Reputation: 353
I am reading a text file in a network location, based on FileWatcher events. I have two instances of the same program reading the file, when the instance 1 and 2 reads the file at the exact same seconds & milliseconds I am getting an exception saying File is being used by another process.
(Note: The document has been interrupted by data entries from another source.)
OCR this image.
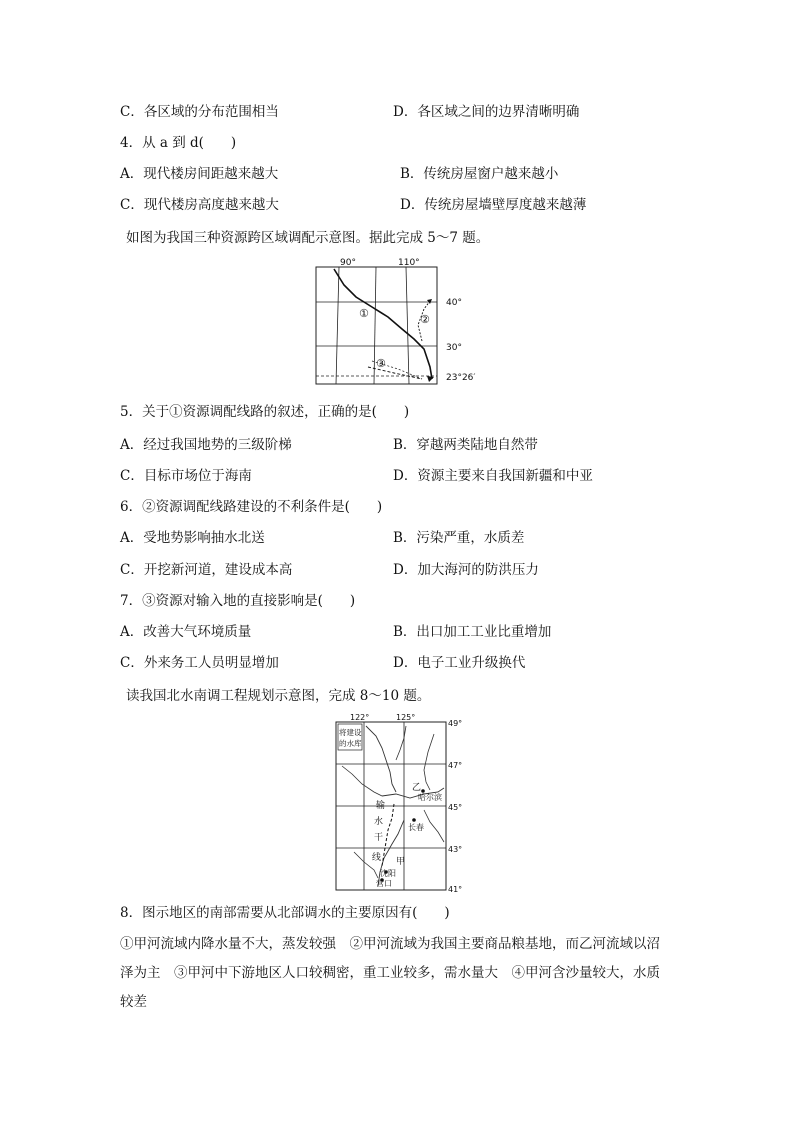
C．各区域的分布范围相当	D．各区域之间的边界清晰明确
4．从 a 到 d(　　)
A．现代楼房间距越来越大	B．传统房屋窗户越来越小
C．现代楼房高度越来越大	D．传统房屋墙壁厚度越来越薄
如图为我国三种资源跨区域调配示意图。据此完成 5～7 题。
90°	110°
40°
30°
23°26′
①	②
③
5．关于①资源调配线路的叙述，正确的是(　　)
A．经过我国地势的三级阶梯	B．穿越两类陆地自然带
C．目标市场位于海南	D．资源主要来自我国新疆和中亚
6．②资源调配线路建设的不利条件是(　　)
A．受地势影响抽水北送	B．污染严重，水质差
C．开挖新河道，建设成本高	D．加大海河的防洪压力
7．③资源对输入地的直接影响是(　　)
A．改善大气环境质量	B．出口加工工业比重增加
C．外来务工人员明显增加	D．电子工业升级换代
读我国北水南调工程规划示意图，完成 8～10 题。
122°	125°
49°
47°
45°
43°
41°
将建设
的水库
乙
哈尔滨
长春
甲
沈阳
营口
输
水
干
线
8．图示地区的南部需要从北部调水的主要原因有(　　)
①甲河流域内降水量不大，蒸发较强　②甲河流域为我国主要商品粮基地，而乙河流域以沼
泽为主　③甲河中下游地区人口较稠密，重工业较多，需水量大　④甲河含沙量较大，水质
较差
When there is a few milliseconds difference between instance 1 and 2, this lock error is not coming.
Things which I have tried 1. Tried to use FileShare.ReadWrite parameter, still the issue occurs.
Tried to make some delay between instance 1 and 2, but at sometime, issue occurs.
Tried to use using statement in order to close FileStream objects, still the issue occurs.
Any thoughts/suggestions to avoid this issue.
Code Snippets
StreamReader sr = null;
FileStream fs = null;
try
{
fs = new FileStream(FileName, FileMode.Open, FileAccess.Read, FileShare.Read);
sr = new StreamReader(fs);
while (sr.Peek() != -1)
{
// Does only read operations no write.
}
sr.Close();
fs.Close();
}
catch (Exception Ex)
{
try
{
if (sr != null)
sr.Close();
if (fs != null)
fs.Close();
}
catch (Exception innerException)
{
}
}
Upvotes: 0
Views: 118
Reputation: 37070
One idea would be to use some kind of retry strategy and wrap your code in a try/catch
. You can also put your fs
and sr
declarations in using
statements so you don't have to worry about calling Close
on them:
int retries = 3;
while (retries > 0)
{
try
{
using (var fs = File.OpenRead(FileName))
using (var sr = new StreamReader(fs))
{
while (sr.Peek() != -1)
{
// Does only read operations no write.
}
}
break; // Exit the while loop if successful
}
catch
{
// Decrement our retry count and wait a bit if we're not done
if (--retries > 0) Thread.Sleep(TimeSpan.FromSeconds(5));
}
}
Upvotes: 1
Reputation: 1368
Hopefully someone can give you a cleaner answer, but if reading the file is critical, then I'd probably just throw it in a try/catch block, and wait a few milliseconds if it fails due to the lock before trying again.
Unfortunately, in larger systems with lots of disk activity, that approach may be detrimental to performance, but in a smaller system, it should work fine.